Hoc glisse entre les étals. Il longe des cordes tendues d’où pendent, inertes, enfichés sur des crochets de fer, des ravaks, des lagartos, et des serpents écorchés. Le garçon a pris sa mine sérieuse et froide. Son visage passe, en un instant, passer d’un air grave et concentré au sourire de l’enfant. A cette heure de la journée peu de clients se pressent. Les gens qui ont les moyens d‘acheter viennent plutôt le soir, quand ils ont fait leurs comptes et que la récupération s’est montrée lucrative. Il reconnaît quelques visages dans ce peuple de bouchers. Pour avoir déjà traité avec eux. Aucun ne lui est sympathique. Aucun n'inspire sa confiance. Il se dirige vers la cabane d’un vieil édenté affairé à laver la peau d’un animal fraîchement écorché qui repose à même le sol, un animal que Hoc ne reconnait pas. L’homme rince son couteau dans un bac rempli d’une eau souillée. Puis il se met à gratter la peau avec la lame sur le rebord de la cuvette, pour la débarrasser de ce qui reste de chair. Les peaux aussi se vendent à bon prix. On peut les coudre les unes aux autres pour fabriquer des vêtements chauds, des couvertures ou des sacs.

Hoc se plante devant le marchand et patiente quelques minutes. Il l'observe tandis que le vieil homme termine sa tâche. Il reconnaît à présent de quel animal vient la dépouille que l’homme est en train d’épingler sur un fil de fer pour le faire sécher.

- Vous vendez des zaharis ?

- Je vends tout ce qui se mange.
- On ne mange pas de zaharis, les zaharis sont nos amis …

L’homme lui jette un œil plein d’ironie. Il soupèse l’allure chétive du garçon.

- Les zaharis étaient nos amis. A l’époque où les ravaks ou d'autres bestioles pullulaient. Ils aidaient à les éloigner la nuit pour qu’on puisse dormir tranquille, et à les attraper le jour pour qu’on les mange. Aujourd’hui, les ravaks sont rares. Certaines familles disent qu’elles mangent les zaharis parce qu’ils font peur aux ravaks. Mais en fait tout le monde mange les zaharis parce qu’ils ne servent plus à rien. Et parce qu'il n'y a plus qu'eux à manger.

 

Il reluque avec concupiscence la bête qui pend à la ceinture du garçon.

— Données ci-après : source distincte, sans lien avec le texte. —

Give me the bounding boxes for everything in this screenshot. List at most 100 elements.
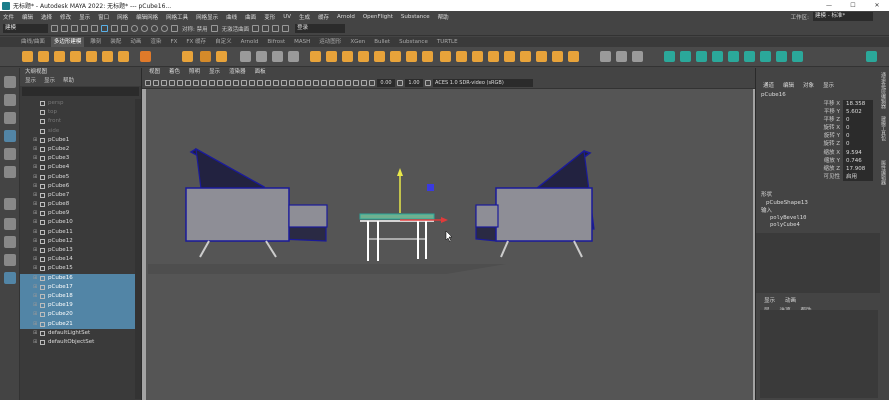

- Mais toi, c’est bien un ravak que tu amènes !

 

Hoc pense au zahari jaune à rayures qui tourne autour de chez lui, à la recherche d’une caresse. Ce n’est pas le sien, ces animaux n’appartiennent jamais à personne, ils sont trop farouches. Celui-là pourtant est devenu familier. Il trouve chez l’enfant un refuge pour les nuits de pluie. Il lui arrive même de rester dormir plus longtemps que nécessaire. Tous deux sont un peu pareils : sauvages et indépendants. Ils ont appris les longues soirées de silence. Hoc ne lui a pas donné de nom, pour ne pas l’attacher inutilement.  Il revoit son pelage gris et ras, les touffes de poils manquantes autour du cou et à l’arrière train de ses batailles anciennes contre les ravaks. Sa peau n’intéressera pas les marchands. Si les hommes se mettent à manger les zaharis, il n’y aura bientôt plus d’animaux sur la décharge hormis les cruels crovaks. Ce seront les derniers animaux à survivre. Ils dévorent tous les autres, et personne ne veut les dévorer !

- Alors, que décides-tu ? lance l’homme impatient en le voyant immobile devant son étal.

Hoc porte la main à sa ceinture et lève fièrement par la queue le ravak qu’il a transpercé.